Quanto aos 10%, ele argumenta que a escolha levou em consideração o montante esperado de repatriação dos recursos, o montante que seria pago em imposto caso o contribuinte trouxesse de volta ao país os valores e a referência de alíquota baixa no sistema brasileiro.

“Dez por cento é a alíquota da previdência complementar de 10 anos”, destaca.

“Buscamos uma sintonia fina de uma alíquota de equilíbrio, que seja boa para o governo, para a arrecadação, e seja atrativa para o contribuinte optar. O que queremos como governo é que as pessoas façam a adesão, paguem o imposto e passem a régua na situação delas offshore”, afirma o técnico.

A medida vai trazer recursos para o Brasil?

Integrantes do governo acreditam que a medida traz maior isonomia ao tratamento tributário para diferentes formas de aplicações financeiras, sobretudo no comparativo entre investimentos nacionais e internacionais.

Desta forma, eles acreditam que um “efeito colateral positivo” da medida provisória seria tornar o mercado doméstico mais interessante com as novas regras em relação a alternativas de investimentos fora do país.

Outra consequência esperada com uma maior segurança jurídica sobre offshores é uma “integração” de patrimônio de investidores com aplicações no exterior, de modo a permitir que essas estruturas possam investir com mais facilidade em produtos financeiros brasileiros. O que na prática pode contribuir para a vinda de recursos para o país.

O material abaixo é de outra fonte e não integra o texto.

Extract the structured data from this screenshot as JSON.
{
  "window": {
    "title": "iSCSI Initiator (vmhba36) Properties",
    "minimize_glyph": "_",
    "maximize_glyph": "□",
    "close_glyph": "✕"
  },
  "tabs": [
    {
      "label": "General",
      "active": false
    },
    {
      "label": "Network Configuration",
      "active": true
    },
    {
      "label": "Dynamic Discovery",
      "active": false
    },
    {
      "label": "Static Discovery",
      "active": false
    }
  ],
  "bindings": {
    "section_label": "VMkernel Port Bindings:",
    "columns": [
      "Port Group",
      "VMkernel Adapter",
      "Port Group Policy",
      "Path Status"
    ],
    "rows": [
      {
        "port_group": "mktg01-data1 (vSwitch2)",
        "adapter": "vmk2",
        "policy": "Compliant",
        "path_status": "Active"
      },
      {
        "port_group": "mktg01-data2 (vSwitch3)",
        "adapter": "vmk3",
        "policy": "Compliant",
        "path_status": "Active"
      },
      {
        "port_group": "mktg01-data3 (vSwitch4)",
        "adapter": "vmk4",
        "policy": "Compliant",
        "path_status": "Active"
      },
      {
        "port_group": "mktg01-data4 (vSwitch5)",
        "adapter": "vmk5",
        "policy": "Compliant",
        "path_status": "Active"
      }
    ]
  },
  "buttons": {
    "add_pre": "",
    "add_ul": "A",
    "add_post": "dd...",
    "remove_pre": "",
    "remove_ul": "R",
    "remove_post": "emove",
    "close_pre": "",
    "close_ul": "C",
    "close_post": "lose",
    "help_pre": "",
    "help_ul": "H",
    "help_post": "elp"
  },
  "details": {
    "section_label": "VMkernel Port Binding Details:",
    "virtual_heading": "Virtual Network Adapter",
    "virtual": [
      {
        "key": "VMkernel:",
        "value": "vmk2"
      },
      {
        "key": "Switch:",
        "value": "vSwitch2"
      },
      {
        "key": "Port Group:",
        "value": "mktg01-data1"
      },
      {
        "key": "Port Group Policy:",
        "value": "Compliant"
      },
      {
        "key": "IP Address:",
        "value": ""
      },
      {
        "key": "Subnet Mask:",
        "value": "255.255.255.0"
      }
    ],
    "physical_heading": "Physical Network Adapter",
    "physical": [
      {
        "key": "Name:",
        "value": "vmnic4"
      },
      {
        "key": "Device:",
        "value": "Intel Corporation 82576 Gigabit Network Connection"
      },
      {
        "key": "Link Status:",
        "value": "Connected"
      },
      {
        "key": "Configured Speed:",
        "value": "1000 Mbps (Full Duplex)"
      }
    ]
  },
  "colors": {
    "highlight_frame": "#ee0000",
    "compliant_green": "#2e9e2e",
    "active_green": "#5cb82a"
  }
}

“Com essa MPV, trazemos muito mais transparência para os investimentos. Hoje, se você é uma pessoa física com uma offshore e minha offshore quer investir no Brasil, é superdifícil, porque o banco brasileiro não quer recebê-lo, porque você está em um limbo: não é estrangeiro, mas também não é brasileiro. O beneficiário efetivo está no Brasil, mas o titular direto é estrangeiro. Então, o banco fica receoso”, observa Loria.

“O que estamos fazendo é dizer que a pessoa pode investir onde quiser, mas tem que pagar imposto como se estivesse investindo no Brasil”, explica o diretor do Ministério da Fazenda.